Declaring War Without Even Knowing The Battleground


You gotta love these PR types. The moment they smell fresh blood in the air they start flinging out those short and snarky headlines. Headlines that get bloggers all gushing with 200 word posts about how this is hot or this is a killer or even how there’s a war on the horizon. Anything to grab the eyeballs that are beginning to glaze over as they scroll through hot headline after hot headline.

So what is the newest and hottest headline to hit the tech blogosphere lately? Well if Gartner is any indication cloud computing is what will be getting bloggers salivating over trying to come up with the best headlines for some time to come. After all we already have Robert Scoble suggesting a Cloud Computing Price War to come and Steve Clayton going with Huge Clouds Ahead. This is all very well and good but this is beginning to look more and more like once more of putting the cart before the horse.

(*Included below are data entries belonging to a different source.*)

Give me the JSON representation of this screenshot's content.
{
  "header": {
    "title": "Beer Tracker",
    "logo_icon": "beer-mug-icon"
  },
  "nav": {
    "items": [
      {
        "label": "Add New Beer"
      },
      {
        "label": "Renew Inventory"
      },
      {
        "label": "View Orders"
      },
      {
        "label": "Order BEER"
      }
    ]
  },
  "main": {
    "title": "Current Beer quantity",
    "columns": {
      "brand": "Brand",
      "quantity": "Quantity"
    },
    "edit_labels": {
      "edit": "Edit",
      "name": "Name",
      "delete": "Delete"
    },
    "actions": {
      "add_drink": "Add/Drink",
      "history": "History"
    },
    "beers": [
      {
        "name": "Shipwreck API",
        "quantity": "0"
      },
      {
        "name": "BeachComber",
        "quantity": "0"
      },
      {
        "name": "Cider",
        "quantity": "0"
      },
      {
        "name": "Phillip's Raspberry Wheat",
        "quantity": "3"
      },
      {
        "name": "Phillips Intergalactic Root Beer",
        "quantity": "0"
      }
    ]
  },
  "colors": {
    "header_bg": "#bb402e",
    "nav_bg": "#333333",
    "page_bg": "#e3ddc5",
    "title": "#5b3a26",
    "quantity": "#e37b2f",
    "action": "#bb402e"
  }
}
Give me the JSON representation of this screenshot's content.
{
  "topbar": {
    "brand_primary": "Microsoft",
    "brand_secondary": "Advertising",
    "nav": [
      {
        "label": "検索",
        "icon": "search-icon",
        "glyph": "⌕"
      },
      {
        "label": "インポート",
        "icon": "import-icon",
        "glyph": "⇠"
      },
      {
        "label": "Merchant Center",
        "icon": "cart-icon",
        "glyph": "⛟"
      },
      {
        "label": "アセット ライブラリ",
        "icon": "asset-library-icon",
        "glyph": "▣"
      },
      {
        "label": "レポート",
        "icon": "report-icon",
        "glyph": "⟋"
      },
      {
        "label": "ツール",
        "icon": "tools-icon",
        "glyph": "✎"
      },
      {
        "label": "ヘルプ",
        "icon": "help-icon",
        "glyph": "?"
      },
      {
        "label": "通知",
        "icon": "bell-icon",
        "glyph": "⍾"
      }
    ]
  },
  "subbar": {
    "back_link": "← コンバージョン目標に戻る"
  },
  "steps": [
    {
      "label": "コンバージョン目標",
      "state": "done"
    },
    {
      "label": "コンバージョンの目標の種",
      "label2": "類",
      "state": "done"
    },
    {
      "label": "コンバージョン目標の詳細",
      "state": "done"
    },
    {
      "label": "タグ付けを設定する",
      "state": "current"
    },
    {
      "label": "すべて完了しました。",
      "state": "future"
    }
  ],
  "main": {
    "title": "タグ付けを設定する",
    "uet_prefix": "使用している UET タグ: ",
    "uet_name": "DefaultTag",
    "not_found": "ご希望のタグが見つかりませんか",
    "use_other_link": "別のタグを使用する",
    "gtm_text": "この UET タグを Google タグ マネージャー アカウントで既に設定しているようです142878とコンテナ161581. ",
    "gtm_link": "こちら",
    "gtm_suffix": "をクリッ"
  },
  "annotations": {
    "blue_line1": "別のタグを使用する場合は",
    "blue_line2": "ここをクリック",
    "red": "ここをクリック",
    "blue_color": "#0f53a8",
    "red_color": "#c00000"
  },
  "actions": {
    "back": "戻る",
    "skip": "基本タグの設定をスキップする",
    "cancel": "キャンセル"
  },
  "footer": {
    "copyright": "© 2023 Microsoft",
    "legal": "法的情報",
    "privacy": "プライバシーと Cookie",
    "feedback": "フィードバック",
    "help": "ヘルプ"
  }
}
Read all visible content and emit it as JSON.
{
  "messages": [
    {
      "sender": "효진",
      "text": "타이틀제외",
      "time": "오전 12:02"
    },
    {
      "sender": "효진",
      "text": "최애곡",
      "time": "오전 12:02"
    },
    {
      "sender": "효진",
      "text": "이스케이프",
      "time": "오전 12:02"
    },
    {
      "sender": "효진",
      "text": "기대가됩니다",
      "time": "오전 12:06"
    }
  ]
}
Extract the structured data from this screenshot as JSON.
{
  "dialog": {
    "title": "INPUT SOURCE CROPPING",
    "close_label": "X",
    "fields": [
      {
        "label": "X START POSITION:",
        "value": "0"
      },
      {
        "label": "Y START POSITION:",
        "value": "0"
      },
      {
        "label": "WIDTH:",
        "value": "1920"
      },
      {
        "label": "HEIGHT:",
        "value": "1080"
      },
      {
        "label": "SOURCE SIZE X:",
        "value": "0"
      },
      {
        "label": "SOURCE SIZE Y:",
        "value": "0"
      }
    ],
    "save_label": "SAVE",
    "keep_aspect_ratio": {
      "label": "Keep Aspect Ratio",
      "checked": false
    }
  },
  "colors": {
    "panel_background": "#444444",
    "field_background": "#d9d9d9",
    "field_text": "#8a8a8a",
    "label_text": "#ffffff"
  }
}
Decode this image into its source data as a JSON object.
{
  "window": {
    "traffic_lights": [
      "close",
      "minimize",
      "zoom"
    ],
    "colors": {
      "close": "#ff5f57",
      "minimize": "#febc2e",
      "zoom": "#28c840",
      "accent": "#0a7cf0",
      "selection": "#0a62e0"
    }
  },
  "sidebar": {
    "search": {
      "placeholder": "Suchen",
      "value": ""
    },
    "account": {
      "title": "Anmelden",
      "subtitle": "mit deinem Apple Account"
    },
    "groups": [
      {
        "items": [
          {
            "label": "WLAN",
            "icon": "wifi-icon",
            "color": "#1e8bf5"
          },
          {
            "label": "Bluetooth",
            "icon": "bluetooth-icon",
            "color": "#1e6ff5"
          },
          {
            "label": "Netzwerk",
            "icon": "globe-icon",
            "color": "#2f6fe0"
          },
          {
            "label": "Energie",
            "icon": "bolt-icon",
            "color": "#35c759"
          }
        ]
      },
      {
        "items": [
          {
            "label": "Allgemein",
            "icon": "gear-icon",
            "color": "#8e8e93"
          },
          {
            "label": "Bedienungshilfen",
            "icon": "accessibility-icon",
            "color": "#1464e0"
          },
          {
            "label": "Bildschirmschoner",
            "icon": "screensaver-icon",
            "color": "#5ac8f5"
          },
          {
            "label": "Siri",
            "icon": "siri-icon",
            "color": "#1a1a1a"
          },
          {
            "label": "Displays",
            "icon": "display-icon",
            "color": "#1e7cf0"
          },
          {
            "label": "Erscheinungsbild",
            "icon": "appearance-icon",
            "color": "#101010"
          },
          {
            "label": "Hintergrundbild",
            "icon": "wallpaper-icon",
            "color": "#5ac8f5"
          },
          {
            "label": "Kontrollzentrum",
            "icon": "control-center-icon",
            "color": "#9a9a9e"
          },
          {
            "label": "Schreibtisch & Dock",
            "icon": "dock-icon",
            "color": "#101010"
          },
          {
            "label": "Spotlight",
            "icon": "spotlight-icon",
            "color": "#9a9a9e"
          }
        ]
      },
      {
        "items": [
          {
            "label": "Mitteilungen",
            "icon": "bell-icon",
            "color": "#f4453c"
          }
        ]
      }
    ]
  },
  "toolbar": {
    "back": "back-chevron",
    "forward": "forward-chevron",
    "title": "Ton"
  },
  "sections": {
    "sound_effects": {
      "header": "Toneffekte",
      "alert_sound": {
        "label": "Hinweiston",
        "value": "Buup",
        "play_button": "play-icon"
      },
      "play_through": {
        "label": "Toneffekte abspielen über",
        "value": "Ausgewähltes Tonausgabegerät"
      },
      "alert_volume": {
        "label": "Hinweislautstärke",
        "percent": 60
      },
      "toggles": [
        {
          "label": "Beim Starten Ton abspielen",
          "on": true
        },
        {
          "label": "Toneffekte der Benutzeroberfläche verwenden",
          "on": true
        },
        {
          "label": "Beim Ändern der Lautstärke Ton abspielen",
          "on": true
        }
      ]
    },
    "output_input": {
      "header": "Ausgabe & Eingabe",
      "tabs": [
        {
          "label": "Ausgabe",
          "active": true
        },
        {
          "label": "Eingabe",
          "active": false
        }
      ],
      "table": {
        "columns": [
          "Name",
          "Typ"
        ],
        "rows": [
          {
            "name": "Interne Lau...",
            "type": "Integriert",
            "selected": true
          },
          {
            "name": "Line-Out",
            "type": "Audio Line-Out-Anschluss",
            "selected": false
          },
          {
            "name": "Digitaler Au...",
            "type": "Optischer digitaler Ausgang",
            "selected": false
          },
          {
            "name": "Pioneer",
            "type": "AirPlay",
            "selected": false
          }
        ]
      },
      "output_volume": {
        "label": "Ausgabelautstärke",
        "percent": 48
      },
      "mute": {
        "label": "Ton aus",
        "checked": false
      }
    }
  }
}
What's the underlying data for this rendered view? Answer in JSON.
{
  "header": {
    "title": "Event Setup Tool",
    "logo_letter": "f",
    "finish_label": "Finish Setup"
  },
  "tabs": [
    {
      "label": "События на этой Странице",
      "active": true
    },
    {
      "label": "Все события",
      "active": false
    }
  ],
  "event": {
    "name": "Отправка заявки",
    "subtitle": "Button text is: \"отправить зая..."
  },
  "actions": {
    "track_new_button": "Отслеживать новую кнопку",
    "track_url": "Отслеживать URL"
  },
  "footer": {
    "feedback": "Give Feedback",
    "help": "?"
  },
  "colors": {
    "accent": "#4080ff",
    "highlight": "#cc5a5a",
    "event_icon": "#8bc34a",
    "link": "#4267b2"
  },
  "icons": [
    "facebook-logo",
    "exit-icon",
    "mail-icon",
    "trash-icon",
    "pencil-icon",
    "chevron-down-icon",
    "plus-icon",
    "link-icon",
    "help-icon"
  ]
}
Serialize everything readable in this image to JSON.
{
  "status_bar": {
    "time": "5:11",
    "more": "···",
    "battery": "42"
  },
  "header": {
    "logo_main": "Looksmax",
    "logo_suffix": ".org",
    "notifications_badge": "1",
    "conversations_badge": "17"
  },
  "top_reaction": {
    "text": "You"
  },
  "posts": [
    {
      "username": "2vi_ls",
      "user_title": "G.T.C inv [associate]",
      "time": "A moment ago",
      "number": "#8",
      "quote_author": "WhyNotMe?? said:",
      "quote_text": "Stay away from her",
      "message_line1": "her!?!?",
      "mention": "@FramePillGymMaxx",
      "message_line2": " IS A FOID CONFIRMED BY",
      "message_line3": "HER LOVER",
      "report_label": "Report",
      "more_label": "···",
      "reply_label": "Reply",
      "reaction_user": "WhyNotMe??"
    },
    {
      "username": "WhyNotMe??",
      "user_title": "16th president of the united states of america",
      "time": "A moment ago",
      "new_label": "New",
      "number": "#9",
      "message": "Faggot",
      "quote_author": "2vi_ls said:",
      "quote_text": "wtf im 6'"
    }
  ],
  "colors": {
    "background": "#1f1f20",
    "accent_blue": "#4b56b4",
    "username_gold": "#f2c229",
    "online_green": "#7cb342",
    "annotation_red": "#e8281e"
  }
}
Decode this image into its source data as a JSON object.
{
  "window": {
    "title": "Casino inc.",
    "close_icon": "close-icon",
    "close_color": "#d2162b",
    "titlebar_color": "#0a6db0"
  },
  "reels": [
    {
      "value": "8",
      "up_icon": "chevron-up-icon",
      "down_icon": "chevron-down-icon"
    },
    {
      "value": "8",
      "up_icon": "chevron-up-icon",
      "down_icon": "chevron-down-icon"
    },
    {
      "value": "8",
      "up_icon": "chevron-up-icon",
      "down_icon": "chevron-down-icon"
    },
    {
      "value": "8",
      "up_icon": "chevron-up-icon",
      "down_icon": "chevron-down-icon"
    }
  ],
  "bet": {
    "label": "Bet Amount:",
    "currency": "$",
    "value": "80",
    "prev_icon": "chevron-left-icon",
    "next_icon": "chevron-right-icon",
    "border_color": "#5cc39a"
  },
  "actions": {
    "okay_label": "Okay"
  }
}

Gartner; as being reported by Jason Hiner on the ZDNet blogs, is suggesting that cloud computing is #2 of the top ten technologies to watch for the next ten years. Ten years – wow – like nothing will radically change in even five years that could make cloud computing seem minuscule. But anyway back to the point on hand – the idea that cloud computing is going to be the next big battlefield. Already we have it being staked out by the big boys like Amazon, Microsoft, Sun along with newcomers like Dell and other computer companies trying to extend their lifelines.

Robert points to the fact that even companies like Rackspace who were considered to be a hosting company have made moves into the cloud computing arena by buying up companies likes Jungle Disk and Slice Host. All this as an effort to take on companies like Amazon.

The problem as I see it is that other than those few people working in the cloud space it is just another nonsensical word to the average computer user. I would bet that you could ask a 1,000 people on the street what cloud computing was and they would say it has something to do with controlling the weather. Cloud computing is in reality just a new coat of paint on old ideas but even with its new look we are still in the beginning days of what this new territory is all about.

The fact that we are already declaring price wars on an idea that isn’t even full fleshed out is ridiculous. As it is we already have three or four of the major players with different ideas as to what cloud computing is. Is it the all in one method like Google and Google Docs, is it just the vanilla service from Amazon which let’s you build the fronted services or will it be the S+S service from Microsoft?

In the end the only ones who will be confused are the end users as they find themselves in the middle of some made up battleground in the sky. The idea that at this early point in trying to bring a new technology to the marketplace means that we have battle it out even before we know what the fight is about is nothing short of pointless.